Dass die Serie am Ende bei Netflix gelandet ist, da NBC anscheinend kein Interesse an ihr hatte, war wohl ein Glücksgriff. Nicht nur, dass man es dem Zuschauer so leicht macht, die gesamte erste Staffel in einem Rutsch durchsehen zu können, man umgeht so auch die Quoten-Problematik der großen Broadcast-Sender. Wie Netflix bekannt gab, sahen in den USA 7,3 Prozent der Abonnenten in den ersten 30 Tagen die neue Comedy. Gemessen an der Gesamtzahl der Nutzer des Streaming-Dienstes entspräche das etwa einer Einschaltquote von nicht ganz drei Millionen Zusehern. Das mag auf den ersten Blick nicht sonderlich viel erscheinen, setzt man es jedoch in Relation zum Aushängeschild des Streaming-Dienstes, "House of Cards", das in seiner dritten Staffel lediglich 6,5 Prozent der Nutzer zum Anschauen animieren konnte, dann ist der Erfolg von "Unbreakable Kimmy Schmidt" durchaus beachtlich.

Die Comedyserie rund um die 29-jährige Kimmy Schmidt, die nach fünfzehn Jahren Gefangenschaft in einem Bunker endlich wieder frei kommt und ihr Leben neu entdeckt, ist der Beweis dafür, dass auch ein solcher Underdog durchaus erfolgreich sein kann, wenn man heutzutage alternative Veröffentlichungsmethoden wählt.

"Unbreakble… they're alive, dammit. Females are strong as hell."

Foto: Ellie Kemper, Unbreakable Kimmy Schmidt - Copyright: Eric Liebowitz/Netflix ® All Rights Reserved.
Ellie Kemper, Unbreakable Kimmy Schmidt
© Eric Liebowitz/Netflix ® All Rights Reserved.

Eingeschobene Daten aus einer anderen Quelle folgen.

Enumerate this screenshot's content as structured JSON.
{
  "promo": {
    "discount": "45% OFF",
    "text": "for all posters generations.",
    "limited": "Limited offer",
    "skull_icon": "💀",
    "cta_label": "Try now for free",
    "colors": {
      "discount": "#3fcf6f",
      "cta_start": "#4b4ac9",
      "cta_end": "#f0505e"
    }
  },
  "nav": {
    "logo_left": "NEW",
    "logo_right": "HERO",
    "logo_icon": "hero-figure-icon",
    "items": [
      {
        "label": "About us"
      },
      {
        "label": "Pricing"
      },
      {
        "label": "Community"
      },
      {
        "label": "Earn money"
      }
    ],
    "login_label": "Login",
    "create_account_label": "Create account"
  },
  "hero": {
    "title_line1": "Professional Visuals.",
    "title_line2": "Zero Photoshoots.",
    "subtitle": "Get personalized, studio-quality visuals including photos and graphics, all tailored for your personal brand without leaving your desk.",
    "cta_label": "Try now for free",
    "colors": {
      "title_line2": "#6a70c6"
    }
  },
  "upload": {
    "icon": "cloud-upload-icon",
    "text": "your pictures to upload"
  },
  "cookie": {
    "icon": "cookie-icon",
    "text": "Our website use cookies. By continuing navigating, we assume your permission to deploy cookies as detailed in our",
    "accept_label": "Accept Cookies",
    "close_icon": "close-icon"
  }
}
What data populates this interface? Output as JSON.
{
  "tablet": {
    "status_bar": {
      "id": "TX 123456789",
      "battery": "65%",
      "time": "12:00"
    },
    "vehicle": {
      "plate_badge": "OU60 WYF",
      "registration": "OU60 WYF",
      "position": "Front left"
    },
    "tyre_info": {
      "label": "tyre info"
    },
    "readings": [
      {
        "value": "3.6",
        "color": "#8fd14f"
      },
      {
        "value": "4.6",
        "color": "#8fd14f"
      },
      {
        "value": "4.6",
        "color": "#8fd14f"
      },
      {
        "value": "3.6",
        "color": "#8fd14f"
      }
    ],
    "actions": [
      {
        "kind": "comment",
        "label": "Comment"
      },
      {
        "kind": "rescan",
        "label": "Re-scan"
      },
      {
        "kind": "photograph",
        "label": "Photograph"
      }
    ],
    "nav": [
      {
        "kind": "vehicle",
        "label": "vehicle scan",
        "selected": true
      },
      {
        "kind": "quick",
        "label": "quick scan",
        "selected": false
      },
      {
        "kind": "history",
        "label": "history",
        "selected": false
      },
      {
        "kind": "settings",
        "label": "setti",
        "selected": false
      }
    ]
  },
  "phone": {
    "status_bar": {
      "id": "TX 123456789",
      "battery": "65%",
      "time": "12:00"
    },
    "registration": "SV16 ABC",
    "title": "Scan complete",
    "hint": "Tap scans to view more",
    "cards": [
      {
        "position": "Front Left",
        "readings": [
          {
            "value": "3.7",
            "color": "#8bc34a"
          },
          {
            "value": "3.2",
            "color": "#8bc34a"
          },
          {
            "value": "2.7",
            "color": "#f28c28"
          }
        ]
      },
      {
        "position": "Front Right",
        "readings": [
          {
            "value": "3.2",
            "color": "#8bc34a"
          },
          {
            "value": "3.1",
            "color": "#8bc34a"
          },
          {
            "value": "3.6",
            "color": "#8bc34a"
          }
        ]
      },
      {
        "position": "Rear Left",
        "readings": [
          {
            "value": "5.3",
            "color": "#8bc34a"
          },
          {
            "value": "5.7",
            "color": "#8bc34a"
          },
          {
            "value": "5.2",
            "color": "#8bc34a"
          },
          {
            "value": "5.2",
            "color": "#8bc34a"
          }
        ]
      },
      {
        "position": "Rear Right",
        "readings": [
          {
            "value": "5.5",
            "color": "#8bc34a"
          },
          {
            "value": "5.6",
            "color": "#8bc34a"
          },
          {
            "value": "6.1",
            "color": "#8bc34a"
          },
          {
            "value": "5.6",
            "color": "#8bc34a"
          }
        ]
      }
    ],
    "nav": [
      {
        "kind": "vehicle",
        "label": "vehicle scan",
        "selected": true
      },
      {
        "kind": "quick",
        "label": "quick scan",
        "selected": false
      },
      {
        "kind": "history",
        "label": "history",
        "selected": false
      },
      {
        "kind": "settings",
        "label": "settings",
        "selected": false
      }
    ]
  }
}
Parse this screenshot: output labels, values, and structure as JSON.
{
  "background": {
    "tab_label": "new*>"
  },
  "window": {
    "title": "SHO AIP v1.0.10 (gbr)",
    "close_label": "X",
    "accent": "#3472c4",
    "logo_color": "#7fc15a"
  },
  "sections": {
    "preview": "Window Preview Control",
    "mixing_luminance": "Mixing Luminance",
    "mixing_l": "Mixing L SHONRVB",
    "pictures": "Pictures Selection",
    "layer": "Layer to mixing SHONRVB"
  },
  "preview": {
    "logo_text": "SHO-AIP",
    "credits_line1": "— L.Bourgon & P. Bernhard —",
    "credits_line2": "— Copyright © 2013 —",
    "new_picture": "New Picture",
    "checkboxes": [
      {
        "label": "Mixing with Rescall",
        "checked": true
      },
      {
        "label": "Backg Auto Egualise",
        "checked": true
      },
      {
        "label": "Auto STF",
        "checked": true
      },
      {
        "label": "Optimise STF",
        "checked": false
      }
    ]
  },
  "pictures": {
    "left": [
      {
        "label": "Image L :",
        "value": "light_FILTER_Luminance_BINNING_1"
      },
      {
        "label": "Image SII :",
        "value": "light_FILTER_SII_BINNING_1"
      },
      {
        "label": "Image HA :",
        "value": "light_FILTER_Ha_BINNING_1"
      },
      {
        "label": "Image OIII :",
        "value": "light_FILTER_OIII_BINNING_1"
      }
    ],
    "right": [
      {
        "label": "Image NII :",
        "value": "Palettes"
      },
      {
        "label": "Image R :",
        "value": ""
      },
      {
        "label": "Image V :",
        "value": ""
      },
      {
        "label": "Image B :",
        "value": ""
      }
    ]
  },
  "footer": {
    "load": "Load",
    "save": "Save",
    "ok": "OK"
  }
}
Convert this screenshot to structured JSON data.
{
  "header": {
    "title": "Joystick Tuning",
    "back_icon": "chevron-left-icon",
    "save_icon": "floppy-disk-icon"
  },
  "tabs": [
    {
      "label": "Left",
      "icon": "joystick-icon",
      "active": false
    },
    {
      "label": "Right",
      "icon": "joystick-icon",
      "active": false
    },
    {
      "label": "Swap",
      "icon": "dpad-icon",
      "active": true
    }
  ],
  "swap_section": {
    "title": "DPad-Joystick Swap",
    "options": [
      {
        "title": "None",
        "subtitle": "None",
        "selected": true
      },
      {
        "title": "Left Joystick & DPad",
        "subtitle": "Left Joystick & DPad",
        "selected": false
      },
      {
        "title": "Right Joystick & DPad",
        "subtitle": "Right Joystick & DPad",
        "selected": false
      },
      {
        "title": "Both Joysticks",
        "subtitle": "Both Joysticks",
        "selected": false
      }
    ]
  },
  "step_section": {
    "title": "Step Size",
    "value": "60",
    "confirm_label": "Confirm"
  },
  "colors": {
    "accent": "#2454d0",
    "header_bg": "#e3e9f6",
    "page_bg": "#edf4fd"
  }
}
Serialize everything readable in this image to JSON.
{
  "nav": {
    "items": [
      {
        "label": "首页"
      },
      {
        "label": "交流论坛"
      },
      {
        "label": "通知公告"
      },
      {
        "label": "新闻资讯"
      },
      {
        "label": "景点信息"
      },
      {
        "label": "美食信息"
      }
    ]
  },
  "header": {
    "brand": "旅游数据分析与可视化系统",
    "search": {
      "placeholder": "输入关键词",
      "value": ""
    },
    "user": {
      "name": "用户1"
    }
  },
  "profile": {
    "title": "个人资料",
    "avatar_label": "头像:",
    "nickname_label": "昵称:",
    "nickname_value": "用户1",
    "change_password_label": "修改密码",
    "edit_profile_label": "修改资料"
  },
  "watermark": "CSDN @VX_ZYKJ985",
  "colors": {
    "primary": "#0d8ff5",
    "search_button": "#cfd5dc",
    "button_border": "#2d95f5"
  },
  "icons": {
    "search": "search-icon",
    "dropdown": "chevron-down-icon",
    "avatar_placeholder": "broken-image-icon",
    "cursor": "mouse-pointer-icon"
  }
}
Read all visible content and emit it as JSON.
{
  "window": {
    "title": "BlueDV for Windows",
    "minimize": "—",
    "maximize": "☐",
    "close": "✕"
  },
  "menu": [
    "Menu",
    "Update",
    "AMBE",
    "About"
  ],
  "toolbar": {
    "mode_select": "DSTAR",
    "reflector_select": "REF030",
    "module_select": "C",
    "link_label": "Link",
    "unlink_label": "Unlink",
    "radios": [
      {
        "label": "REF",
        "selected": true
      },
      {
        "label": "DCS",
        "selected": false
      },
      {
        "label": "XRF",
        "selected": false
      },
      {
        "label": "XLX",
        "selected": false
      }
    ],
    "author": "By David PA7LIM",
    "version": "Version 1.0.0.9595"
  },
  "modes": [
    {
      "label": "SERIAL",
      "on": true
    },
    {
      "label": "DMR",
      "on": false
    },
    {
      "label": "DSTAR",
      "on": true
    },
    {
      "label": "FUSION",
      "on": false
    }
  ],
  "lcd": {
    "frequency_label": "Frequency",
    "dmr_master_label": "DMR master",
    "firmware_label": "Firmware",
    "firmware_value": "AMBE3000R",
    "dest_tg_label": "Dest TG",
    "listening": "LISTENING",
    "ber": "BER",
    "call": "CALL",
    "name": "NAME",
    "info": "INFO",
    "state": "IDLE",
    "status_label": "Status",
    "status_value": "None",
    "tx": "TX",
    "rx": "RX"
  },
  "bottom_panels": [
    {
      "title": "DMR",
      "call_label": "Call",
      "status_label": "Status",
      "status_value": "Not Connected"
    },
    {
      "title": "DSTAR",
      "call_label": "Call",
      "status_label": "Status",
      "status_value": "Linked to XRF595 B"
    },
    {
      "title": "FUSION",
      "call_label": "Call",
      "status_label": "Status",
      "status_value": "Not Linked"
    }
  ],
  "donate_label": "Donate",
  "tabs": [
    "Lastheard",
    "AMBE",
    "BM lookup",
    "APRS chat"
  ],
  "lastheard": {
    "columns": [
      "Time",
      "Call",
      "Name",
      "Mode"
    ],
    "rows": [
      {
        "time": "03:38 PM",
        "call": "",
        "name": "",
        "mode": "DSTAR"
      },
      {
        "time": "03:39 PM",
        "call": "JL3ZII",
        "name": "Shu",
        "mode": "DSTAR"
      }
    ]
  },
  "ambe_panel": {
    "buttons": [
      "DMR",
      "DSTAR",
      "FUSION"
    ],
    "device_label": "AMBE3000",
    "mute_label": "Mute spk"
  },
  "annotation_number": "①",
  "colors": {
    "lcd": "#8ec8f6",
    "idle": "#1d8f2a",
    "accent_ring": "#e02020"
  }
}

Natürlich zieht der Name Tina Fey etliche Zuschauer vor den Rechner, Fernseher oder wo auch immer man sich die Serie ansieht. Doch würde die Geschichte, der gesamte Cast und das Setting nicht überzeugen, hätte man auch bei den kritischen Streaming-Dienst-Kunden keine Chance. "Unbreakable Kimmy Schmidt" erfindet sicherlich das Rad nicht neu, doch Tina Fey gelingt es, in der Protagonistin Kimmy Schmidt eine liebenswerte Frau zu kreieren, die ihren Lebensmut und ihren positiven Blick auf die Umstände niemals verloren hat, selbst wenn sie damit klar kommen muss, dass ein durchgeknallter angeblicher Reverend ihr einen Großteil ihrer Jugend gestohlen hat.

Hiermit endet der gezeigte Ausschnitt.